In Psalm 23, the lyricist (traditionally David) celebrates God as a divine shepherd who cares for him, protects him, and meets all of his needs. The shepherd’s sheep does not want, does not hunger, cannot come to harm, and overflows with good things. With minimal rhetorical sleight of hand, the NAE turned those personal, spiritual gifts into America’s birthright, her divinely guaranteed “freedoms” which were to be procured and defended at all cost. A short leap from personal salvation to prosperity and conquest.
It is one thing to catalog our national blessings and attribute them to divine providence. It is quite another to “name and claim” those blessings as special privileges to be fought for. Does a God-given right to “freedom from want” justify exploitative industry and the reckless accumulation of wealth? Does “freedom from enemies” mean that our military campaigns are blessed by God? What does it mean for the federal government to enforce our right to “freedom from sin?” The implications are sinister.

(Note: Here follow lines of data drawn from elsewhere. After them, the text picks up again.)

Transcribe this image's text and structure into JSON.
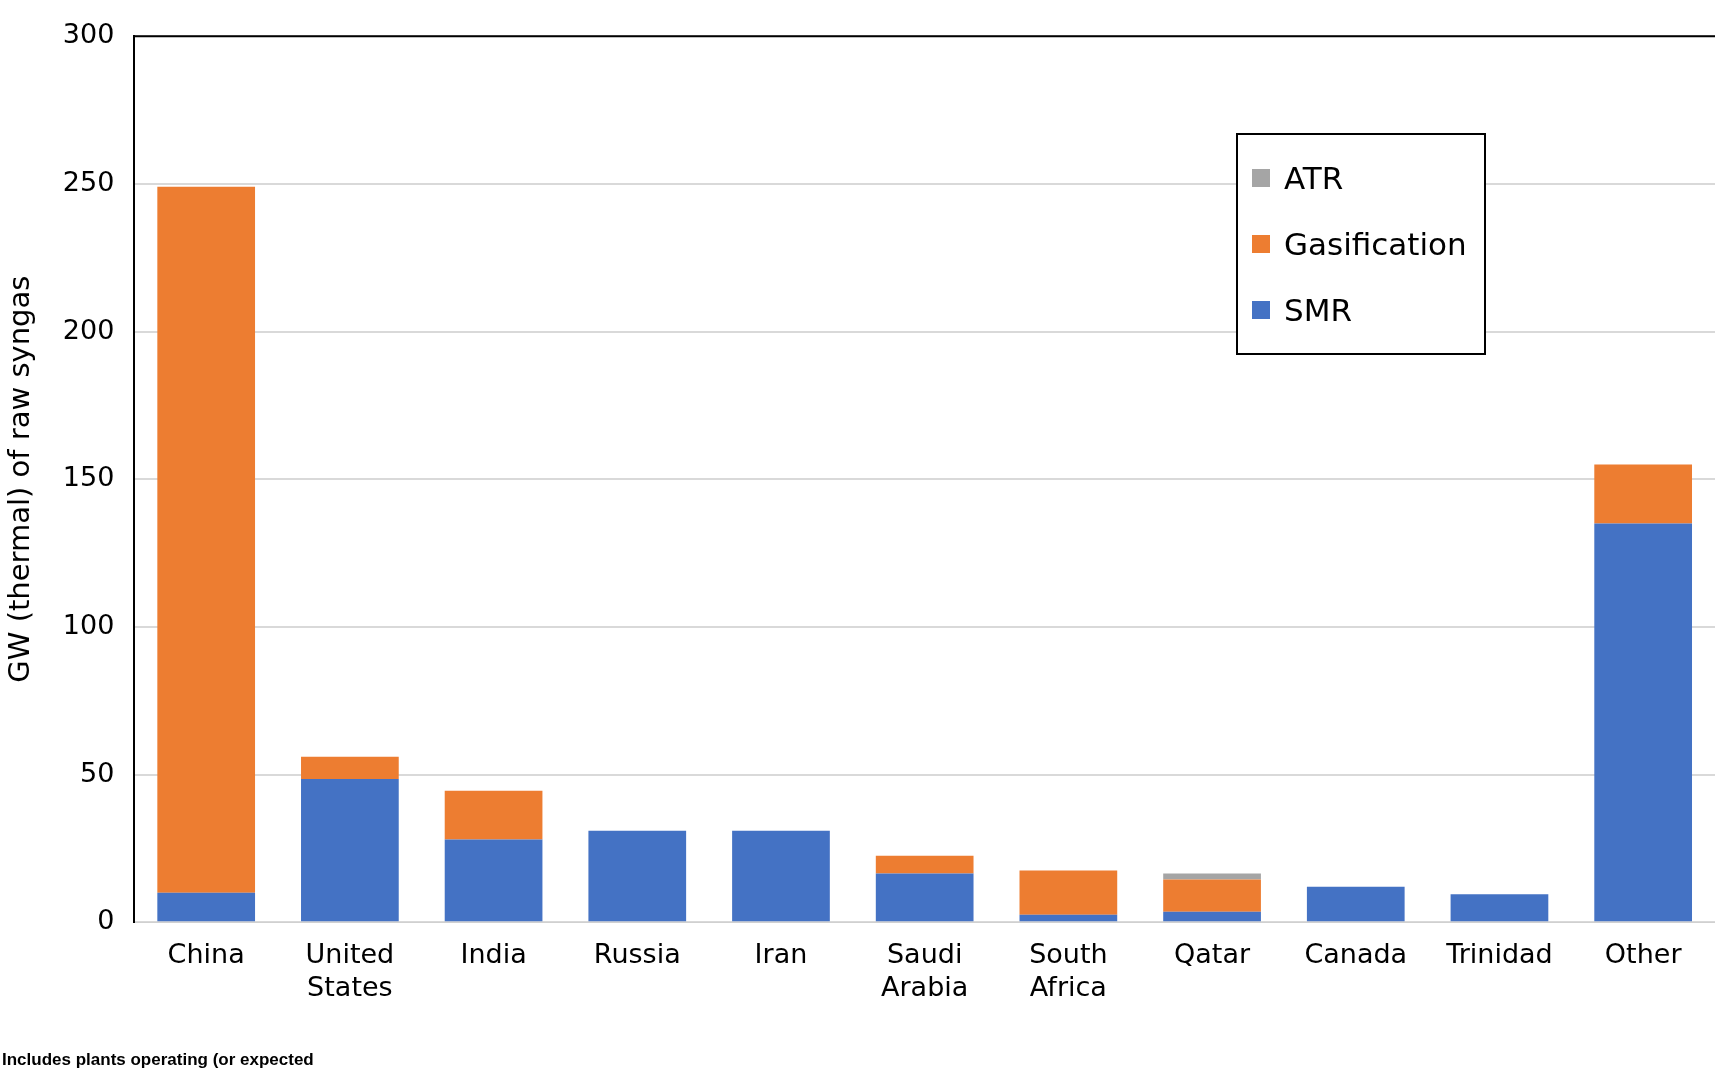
{
  "chart_data": {
    "type": "bar",
    "stacked": true,
    "ylabel": "GW (thermal) of raw syngas",
    "categories": [
      "China",
      "United States",
      "India",
      "Russia",
      "Iran",
      "Saudi Arabia",
      "South Africa",
      "Qatar",
      "Canada",
      "Trinidad",
      "Other"
    ],
    "series": [
      {
        "name": "SMR",
        "color": "#4472c4",
        "values": [
          10,
          48.5,
          28,
          31,
          31,
          16.5,
          2.5,
          3.5,
          12,
          9.5,
          135
        ]
      },
      {
        "name": "Gasification",
        "color": "#ed7d31",
        "values": [
          239,
          7.5,
          16.5,
          null,
          null,
          6,
          15,
          11,
          null,
          null,
          20
        ]
      },
      {
        "name": "ATR",
        "color": "#a5a5a5",
        "values": [
          null,
          null,
          null,
          null,
          null,
          null,
          null,
          2,
          null,
          null,
          null
        ]
      }
    ],
    "ylim": [
      0,
      300
    ],
    "yticks": [
      0,
      50,
      100,
      150,
      200,
      250,
      300
    ],
    "grid": "y",
    "legend": "top right",
    "annotations": [
      "Includes plants operating (or expected"
    ]
  }
}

I’ll admit there’s something quaint about the memory of these quasi-religious proclamations and their endorsements from beloved celebrities like Jimmy Stewart and Walt Disney. But at the heart of the “Christian America” movement was a flagrant and dangerous misuse of scripture and ideological “values” which run counter to the core of the real Christian gospel. And, most alarmingly, this type of rhetoric is not relegated to some charming black-and-white era of the past. It is alive and raging in our own time.